A good rule of thumb in drafting policies is to avoid vague language especially when it involves termination of employment. In the current litigious environment surrounding workplace issues and actions it is critical to protect your business while addressing those things that are detrimental.
Case Study #1
Supervisor has observed an employee violate the company policy regarding attire for the last 3-4 months but is uncomfortable with taking action. He reports concerns to department manager who raises the issue to the Safety Manager and Human Resources to seek some guidance on next steps. It’s clearly communicated that the shoes worn by Employee A are inappropriate for job duties but despite “subtle” conversations nothing has changed. If the issue is left unaddressed it could result in a slip, fall, safety incident (spill of harmful substance) and subsequent Workers Compensation issue.
Case Study 2
Owner runs a retail establishment with several part time workers under the age of 21, high school and college students are a large percent of the workforce. In order to accommodate changing schedules every few months, shifts are staggered with opening assigned to select individuals. Employee A (age 29) does not attend school, works full time with availability from 6a – 6p as needed. However Employee A arrives at least 25 minutes late 2x per week and opening duties are actually performed by Employee B. Employee B also clocks in for Employee A at their scheduled time. She feels bad about it since it was her referral and is aware that “he has a lot going on”…..” Which one do you fire or both?
These scenarios and the multiple variations of it play out every day in companies with no simple answer at hand.

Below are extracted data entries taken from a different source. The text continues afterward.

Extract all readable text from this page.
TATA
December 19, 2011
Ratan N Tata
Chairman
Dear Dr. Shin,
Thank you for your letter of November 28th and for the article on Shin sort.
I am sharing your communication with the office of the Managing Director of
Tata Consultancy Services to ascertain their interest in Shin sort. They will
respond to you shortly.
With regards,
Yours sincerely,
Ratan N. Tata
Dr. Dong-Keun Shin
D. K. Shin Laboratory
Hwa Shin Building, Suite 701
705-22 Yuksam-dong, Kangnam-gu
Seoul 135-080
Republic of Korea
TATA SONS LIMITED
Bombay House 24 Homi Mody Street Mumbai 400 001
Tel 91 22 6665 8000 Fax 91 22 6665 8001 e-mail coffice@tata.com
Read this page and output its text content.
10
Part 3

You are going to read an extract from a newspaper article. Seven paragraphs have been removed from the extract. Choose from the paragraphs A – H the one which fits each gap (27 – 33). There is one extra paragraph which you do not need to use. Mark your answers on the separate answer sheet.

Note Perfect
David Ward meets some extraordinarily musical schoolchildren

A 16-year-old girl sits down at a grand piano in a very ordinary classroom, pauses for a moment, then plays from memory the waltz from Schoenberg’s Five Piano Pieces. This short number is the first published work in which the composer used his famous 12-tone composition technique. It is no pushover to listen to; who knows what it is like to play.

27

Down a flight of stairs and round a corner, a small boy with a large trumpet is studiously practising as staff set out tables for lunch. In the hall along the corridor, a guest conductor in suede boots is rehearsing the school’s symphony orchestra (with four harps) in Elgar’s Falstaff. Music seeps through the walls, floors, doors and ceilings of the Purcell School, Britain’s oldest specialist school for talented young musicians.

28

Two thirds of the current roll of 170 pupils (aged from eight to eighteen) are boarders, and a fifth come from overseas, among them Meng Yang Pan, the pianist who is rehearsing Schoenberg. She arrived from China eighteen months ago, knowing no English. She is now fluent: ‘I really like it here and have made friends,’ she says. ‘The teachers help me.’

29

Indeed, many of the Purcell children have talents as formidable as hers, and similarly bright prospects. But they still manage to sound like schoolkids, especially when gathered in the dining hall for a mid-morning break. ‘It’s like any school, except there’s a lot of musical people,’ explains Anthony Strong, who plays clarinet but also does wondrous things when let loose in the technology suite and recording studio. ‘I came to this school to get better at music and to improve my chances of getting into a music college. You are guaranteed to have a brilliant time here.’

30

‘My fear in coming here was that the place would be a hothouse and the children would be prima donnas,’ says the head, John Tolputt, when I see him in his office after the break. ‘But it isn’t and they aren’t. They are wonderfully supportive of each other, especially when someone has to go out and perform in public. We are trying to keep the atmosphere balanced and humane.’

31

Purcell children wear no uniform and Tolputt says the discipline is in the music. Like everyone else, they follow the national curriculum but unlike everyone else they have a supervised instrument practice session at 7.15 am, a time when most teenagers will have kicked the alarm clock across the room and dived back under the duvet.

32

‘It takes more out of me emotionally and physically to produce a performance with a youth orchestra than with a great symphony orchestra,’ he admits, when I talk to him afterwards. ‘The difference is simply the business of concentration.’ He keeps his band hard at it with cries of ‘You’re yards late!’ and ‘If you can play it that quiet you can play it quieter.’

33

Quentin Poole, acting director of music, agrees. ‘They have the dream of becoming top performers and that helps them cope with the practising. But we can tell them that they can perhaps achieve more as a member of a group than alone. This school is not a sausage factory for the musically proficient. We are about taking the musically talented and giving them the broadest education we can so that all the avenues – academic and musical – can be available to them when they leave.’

As an employer the cookie cutter option does not work since specific circumstances may change your responsibilities and/or allowable actions.
When evaluating your options and outcomes keep in mind:
Are incidents documented and verifiable?
Do I have an attendance, timekeeping or other policy that has been clearly communicated and subsequently violated?
What’s the appropriate disciplinary action?
Will my business operations suffer from this employment decision? What’s the right timing?
Once an employment issue has been identified timely, appropriate action will go a long way in preserving productivity, morale and overall successful operations. If you employ the “head in the sand” approach the problem will probably only get worse while you wait for resolution or a sudden change in work ethic (don’t hold your breath….).
Be decisive and remain compliant with the rules and regulations that protect your company. At all costs you want to avoid the dreaded letter from an attorney or hearing with the Department of Labor.
When in doubt seek guidance from a reputable source sooner than later.